A iminência do fim do mundo nunca foi tão aborrecida como em A Ordem do Tempo (L’Ordine del Tempo), o novo filme da veterana Liliana Cavani. Se tivesse de passar por aquele momento, eu jamais gostaria de estar com esse grupo de burgueses numa casa de praia, à espera de que um asteroide gigante colidisse com a Terra. Vários deles são físicos e podem avaliar o estrago que vai advir se os observatórios estiverem com razão. Por isso trocam ideias sobre o tempo, o impacto provável e o que farão com essas derradeiras horas de vida folgada.

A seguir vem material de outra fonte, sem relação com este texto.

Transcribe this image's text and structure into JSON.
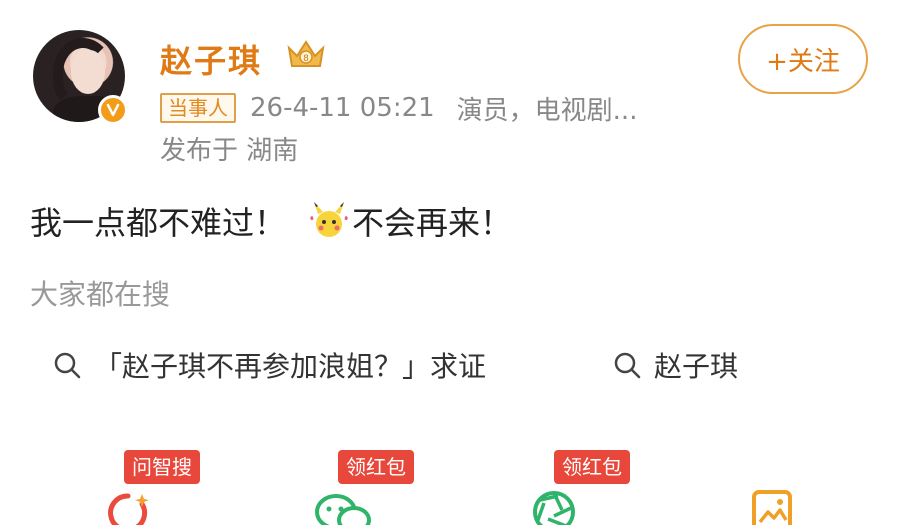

É inevitável lembrarmos de Melancolia, de Lars Von Trier. Por contraste, claro. Enquanto a obra-prima dinamarquesa realçava a alienação de um grupo de personagens isolados do resto do mundo e encenava o pavor de uma comunidade diante da perda de seus rituais e de sua segurança, A Ordem do Tempo patina na banalidade subintelectual. Os amigos discutem os aspectos mais triviais da situação, festejam um aniversário, fumam maconha, dançam ao som de Leonard Cohen… E o pior, usam a possível catástrofe como motivo para confissões de infidelidade e revelações sobre o tal amor verdadeiro. Telenovela barata.

Há um esboço patético de expansão do quadro social mediante a empregada peruana que teme pelos filhos deixados em sua terra natal. Mas esse subplot é rapidamente descartado. E quando alguém lhe pergunta se tem uma foto do filho e ela prontamente tira uma do bolso do avental, aí dá vontade de mandar os roteiristas para o fim do mundo, literalmente.

No elenco, a curiosidade maior vai para Angela Molina (de Esse Obscuro Objeto do Desejo e Carne Trêmula) no papel de uma freira que não se abala com a ameaça do apocalipse.

Liliana Cavani é uma autora de filmes poderosos e controversos, como O Porteiro da Noite e A Pele. É uma pena ver seu nome ligado a um drama insosso e diletante como esse.

>> A Ordem do Tempo está nos cinemas.